To start reasoning about how I would determine which buildings a user had passed I took a screenshot of the game, and marked it up quickly using Skitch with the grid coordinates of the intersections in the map, as well as the buildings.

City grid, showing building coordinates, and intersection coordinates. 

Then I thought about the first move the cursor would make, traveling down. When it moves up and down it needs to look at the buildings to the left and right.
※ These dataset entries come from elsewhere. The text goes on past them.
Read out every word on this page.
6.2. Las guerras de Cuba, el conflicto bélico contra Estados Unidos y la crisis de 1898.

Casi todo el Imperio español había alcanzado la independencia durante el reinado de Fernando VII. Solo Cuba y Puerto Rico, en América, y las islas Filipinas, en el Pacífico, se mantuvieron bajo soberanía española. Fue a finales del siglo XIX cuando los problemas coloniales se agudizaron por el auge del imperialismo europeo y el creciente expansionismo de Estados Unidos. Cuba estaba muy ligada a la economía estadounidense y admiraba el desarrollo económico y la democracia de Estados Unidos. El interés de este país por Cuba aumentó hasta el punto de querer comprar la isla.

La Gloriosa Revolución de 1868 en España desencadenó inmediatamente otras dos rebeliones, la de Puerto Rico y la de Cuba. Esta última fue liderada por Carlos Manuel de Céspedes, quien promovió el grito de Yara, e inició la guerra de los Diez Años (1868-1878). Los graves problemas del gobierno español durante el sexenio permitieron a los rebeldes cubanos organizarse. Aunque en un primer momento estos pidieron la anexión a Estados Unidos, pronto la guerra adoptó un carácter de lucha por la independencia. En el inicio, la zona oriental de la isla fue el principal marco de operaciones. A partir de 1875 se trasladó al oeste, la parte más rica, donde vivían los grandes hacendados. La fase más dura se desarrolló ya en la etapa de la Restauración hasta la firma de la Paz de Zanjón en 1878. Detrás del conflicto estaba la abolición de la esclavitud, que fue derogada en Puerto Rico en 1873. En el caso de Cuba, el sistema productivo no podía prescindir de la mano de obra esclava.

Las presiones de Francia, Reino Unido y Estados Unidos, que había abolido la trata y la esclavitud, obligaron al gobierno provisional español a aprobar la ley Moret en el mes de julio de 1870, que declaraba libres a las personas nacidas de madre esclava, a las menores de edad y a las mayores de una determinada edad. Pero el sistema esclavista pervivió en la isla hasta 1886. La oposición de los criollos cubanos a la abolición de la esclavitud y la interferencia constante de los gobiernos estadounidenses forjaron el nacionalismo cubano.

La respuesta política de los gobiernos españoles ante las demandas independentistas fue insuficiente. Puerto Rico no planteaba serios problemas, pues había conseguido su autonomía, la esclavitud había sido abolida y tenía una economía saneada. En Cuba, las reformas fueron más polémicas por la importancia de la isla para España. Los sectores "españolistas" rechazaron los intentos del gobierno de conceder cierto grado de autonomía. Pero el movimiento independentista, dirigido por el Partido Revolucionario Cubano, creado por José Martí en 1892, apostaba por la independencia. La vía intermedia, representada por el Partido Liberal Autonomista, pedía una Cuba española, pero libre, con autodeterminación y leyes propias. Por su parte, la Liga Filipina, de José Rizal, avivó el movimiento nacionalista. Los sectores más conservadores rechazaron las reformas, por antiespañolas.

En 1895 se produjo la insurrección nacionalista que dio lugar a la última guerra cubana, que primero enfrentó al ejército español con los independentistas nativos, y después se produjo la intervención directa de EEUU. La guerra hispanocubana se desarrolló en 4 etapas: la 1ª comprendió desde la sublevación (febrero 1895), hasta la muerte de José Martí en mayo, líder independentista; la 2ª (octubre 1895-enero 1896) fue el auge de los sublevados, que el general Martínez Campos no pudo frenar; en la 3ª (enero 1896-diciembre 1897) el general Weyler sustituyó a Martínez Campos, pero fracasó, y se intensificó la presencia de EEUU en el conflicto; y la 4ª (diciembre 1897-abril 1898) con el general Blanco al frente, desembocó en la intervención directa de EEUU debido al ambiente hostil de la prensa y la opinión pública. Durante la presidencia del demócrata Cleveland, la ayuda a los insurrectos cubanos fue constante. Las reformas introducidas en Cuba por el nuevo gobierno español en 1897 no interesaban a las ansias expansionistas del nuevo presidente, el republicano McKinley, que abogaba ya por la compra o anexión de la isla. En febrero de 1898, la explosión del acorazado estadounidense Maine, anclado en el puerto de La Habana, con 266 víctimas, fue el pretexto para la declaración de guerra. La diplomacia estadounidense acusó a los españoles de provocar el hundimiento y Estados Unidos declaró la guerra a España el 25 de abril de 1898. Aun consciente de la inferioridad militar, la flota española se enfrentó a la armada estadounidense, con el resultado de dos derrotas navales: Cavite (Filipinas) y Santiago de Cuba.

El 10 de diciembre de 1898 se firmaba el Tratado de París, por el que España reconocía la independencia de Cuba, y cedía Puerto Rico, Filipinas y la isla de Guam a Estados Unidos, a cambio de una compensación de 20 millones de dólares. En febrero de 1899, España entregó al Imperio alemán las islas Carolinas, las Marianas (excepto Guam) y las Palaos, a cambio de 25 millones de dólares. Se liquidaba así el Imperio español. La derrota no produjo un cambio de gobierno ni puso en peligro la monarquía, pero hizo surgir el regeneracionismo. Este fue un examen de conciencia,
If it moves left and right it needs to look at the buildings above and below it.

Thinking about the coordinates  traveling from 0,-1 to 0,0. It would pass the buildings at 0,0, and 1,0. In relative terms, it passed the building at its own coordinates, and the building at its own coordinates with X+1. Or: x,y & x+1,y.  I then generalized those rules into the following:

//If X changes - look up and down.
// Moving Right - int + 0,0 & int + 0,1
// Moving left  - int + 1,0 & int + 1,1

//If Y changes - look left and right
// Moving Down int + 0,0 & int + 1,0
// Moving UP int + 0,1 & int + 1,1

Adding some debug comments to my code shows just what I'm hoping for:

The player is at 0, 0
Player moved down to get here
Player passed a red building
Player passed a orange building

I'm not currently happy with all of the ways that I'm storing the information on the building grid, but it sounds like several of the language limitations I'm running into will be addressed in the next release.